Gaza, la vie dans les décombres

par Marina Da Silva, 24 mai 2010

Aisheen est une expression qui signifie « toujours vivant » en arabe.

La caméra balaye longuement un paysage lunaire où tout a été détruit. A perte de vue, c’est un enchevêtrement de ruines et de métaux calcinés, un anéantissement dont on prend la mesure et qui empêche de respirer. Pour accompagner ce long et terrifiant travelling, un rap palestinien du groupe Darg Team bat la mesure : « On restera là pour reconstruire. »

« Toujours vivant », après la guerre apocalyptique qui, du 27 décembre 2008 au 18 janvier 2009, a ramené Gaza à l’âge de pierre, s’entend comme un véritable défi à la brutalité israélienne : plus de 1 300 morts et des milliers de blessés après un encerclement par air, par mer, par terre et un déferlement de bombes au phosphore qui ont pulvérisé l’étroite bande de terre, un des espaces les plus densément peuplés au monde.

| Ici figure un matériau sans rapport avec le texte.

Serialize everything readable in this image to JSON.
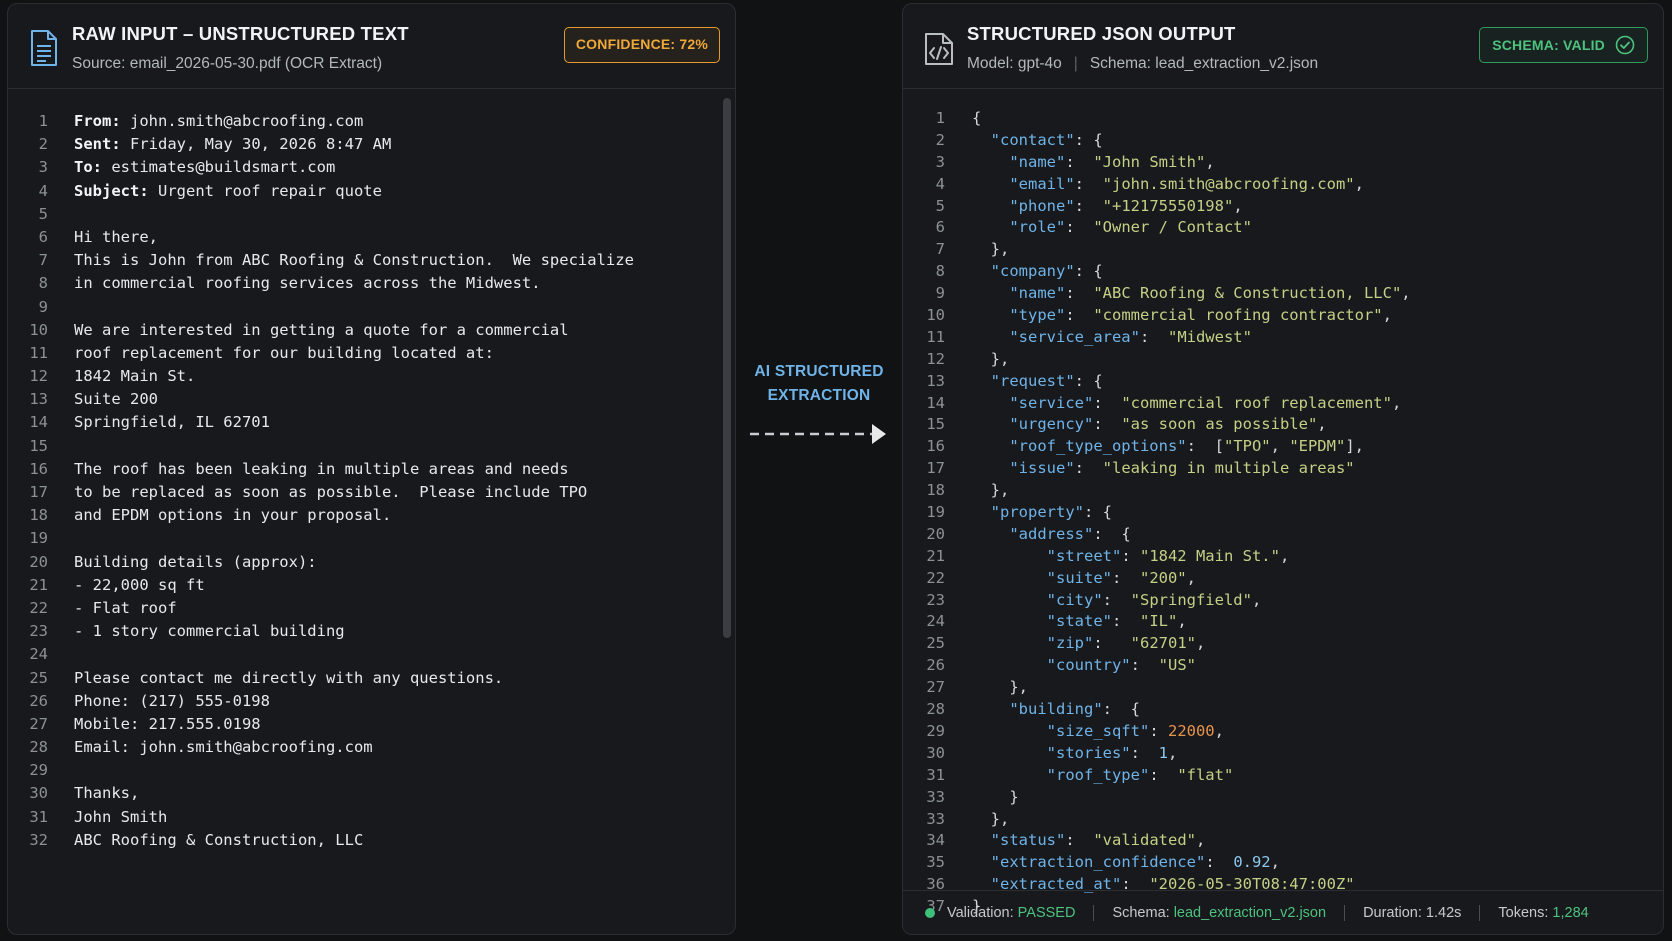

Trois semaines après le cessez-le-feu, Nicolas Wadimoff a pu se rendre à Gaza avec Béatrice Guelpa (1), journaliste et écrivaine, et filmer pendant quinze jours, du nord au sud. Il connaissait le Gaza d’avant la destruction, et d’avant son contrôle par le Hamas, et a refait le chemin en sachant où il mettait les pieds, poussé par le désir d’aller vers les gens et de donner à entendre leur voix collective et singulière. Martyrisés mais tenaces, les habitants sont toujours là, toujours vivants et accrochés à leur terre.

A Jabalia, une vieille femme ramasse méthodiquement des petits bouts de plastique sur le terrain totalement rasé où se dressait autrefois sa maison. Elle semble vouloir recoller les morceaux de sa propre histoire.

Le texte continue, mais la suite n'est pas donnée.